When I put books on hold at the library, I rarely know how “big” the book is (either by external dimensions or the amount of pages). Yes, yes, I know you can actually see the page amount in most library catalog sites. It’s usually there with the printing year and publishing house. But I don’t pay attention to that. It makes things interesting.
Sometimes I am overwhelmed. More than once I have put a book on hold on a whim, only to find myself lugging what felt like a set of encyclopedia britannicas home on my next trip to the library.
Other times I am pleasantly surprised. Such was when I picked up Plain Language, Please: How to Write for Results. Now, of course, sometimes I want a nice, satisfyingly-hefty book to tote home. But it was encouraging that the author, Janet C. Arrowood, was able to condense her points to a mere 79 pages. It was promising that she could practice what she preached.

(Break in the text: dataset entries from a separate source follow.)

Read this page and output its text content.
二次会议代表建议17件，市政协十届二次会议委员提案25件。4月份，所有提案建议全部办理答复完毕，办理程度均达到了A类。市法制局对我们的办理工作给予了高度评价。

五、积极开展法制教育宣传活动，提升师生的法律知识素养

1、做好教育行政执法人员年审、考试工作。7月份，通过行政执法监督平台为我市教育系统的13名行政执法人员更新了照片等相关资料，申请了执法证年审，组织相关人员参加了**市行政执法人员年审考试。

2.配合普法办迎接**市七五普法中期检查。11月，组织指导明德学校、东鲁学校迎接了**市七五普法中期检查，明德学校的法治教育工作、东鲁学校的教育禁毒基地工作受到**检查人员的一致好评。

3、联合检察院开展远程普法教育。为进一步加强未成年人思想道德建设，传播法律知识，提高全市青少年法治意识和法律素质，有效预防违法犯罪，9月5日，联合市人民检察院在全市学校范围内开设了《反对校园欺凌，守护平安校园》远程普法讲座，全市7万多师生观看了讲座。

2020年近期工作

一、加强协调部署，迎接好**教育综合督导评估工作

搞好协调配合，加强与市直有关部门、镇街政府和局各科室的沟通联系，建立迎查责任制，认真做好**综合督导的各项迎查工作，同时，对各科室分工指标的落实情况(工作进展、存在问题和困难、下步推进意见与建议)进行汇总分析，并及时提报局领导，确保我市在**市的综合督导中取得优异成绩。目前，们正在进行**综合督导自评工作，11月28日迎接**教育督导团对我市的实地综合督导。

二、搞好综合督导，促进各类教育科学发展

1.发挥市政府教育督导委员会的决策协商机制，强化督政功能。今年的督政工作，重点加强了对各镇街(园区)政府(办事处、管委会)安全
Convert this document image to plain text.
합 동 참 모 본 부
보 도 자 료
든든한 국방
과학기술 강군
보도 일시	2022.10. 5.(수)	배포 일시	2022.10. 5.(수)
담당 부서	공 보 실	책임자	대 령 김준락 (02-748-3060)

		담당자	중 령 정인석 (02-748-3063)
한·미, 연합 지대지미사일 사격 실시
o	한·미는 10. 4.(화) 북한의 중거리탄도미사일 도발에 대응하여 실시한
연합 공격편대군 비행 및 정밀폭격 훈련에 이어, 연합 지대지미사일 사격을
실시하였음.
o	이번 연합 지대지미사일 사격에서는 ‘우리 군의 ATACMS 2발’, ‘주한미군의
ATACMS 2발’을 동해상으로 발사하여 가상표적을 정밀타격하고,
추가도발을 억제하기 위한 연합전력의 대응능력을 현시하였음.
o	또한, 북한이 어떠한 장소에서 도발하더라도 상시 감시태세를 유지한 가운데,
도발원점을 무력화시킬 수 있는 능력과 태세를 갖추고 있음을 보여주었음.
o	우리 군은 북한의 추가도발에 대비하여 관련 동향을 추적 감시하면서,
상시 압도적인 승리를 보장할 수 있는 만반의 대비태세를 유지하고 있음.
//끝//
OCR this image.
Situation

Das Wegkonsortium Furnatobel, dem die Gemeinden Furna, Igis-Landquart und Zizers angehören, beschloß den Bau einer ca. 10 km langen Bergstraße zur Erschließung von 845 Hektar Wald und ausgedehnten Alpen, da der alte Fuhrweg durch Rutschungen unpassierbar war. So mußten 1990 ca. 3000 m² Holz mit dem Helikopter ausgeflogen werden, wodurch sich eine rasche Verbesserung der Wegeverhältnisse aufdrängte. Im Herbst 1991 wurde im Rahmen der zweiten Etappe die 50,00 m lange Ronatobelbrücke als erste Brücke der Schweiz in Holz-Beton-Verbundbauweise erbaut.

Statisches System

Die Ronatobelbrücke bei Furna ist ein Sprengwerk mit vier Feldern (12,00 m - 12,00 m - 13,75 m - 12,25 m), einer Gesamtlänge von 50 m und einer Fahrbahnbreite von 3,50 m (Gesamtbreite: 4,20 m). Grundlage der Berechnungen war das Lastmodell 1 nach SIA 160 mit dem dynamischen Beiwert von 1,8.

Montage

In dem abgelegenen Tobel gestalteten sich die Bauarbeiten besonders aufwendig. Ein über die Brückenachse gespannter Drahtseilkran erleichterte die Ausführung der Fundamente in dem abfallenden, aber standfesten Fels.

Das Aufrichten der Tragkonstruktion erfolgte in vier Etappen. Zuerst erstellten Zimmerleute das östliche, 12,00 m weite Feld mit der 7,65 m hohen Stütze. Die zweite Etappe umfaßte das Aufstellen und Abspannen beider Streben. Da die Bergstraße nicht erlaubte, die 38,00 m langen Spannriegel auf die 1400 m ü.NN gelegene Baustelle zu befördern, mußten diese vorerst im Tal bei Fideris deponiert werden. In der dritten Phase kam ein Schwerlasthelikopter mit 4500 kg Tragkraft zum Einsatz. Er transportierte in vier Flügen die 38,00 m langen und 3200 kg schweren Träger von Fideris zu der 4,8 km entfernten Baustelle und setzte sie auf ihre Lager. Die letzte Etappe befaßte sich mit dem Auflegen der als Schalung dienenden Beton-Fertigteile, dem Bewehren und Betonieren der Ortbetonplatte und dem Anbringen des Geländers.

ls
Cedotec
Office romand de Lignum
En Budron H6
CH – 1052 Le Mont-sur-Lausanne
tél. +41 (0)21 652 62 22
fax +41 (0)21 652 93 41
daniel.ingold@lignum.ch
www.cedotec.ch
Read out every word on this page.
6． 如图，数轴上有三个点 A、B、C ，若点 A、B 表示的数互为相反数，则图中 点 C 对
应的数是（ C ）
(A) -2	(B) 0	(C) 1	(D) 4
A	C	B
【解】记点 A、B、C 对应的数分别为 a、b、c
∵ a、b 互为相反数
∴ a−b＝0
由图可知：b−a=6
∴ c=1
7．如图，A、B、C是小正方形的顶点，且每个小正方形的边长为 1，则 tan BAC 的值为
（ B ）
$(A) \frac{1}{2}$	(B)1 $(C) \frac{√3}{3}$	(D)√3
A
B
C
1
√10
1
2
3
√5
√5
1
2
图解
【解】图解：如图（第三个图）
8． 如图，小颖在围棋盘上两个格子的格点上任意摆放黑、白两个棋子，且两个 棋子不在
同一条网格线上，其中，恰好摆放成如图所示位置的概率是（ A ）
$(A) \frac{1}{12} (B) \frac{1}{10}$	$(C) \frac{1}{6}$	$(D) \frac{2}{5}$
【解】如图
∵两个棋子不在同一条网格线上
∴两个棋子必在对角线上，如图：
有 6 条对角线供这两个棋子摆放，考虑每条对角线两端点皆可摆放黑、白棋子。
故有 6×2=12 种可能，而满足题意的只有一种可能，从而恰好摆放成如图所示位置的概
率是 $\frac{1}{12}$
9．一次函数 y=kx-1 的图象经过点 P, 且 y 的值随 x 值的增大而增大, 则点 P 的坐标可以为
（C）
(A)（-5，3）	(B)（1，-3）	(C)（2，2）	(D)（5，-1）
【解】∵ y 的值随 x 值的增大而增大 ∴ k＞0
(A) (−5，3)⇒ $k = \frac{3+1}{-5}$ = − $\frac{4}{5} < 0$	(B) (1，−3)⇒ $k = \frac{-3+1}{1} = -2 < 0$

It’s also nice to find a quick-reference book that is not only a speedy read, but also slim enough to squeeze onto a packed reference shelf with the dictionaries and seven copies of The Elements of Style.
Arrowood indeed practices what she preaches in this book. In clear, concise language she explains how to write in a way that will engage the reader and make sure you’re communicating what you actually want to communicate, not just what you think you’re communicating. Not only does she present examples below each segment discussing a specific topic on grammar or punctuation, she also gives a few memetic tools so the reader can actually remember and apply these principles in their own writing.
I know I learned a lot. I also know I have a lot more to learn. But when you’re learning from a book as well written and presented as Plain Language, Please, the technical aspects of language seem less like a series of rules to learn by rote, and more like a puzzle to rearrange and solve.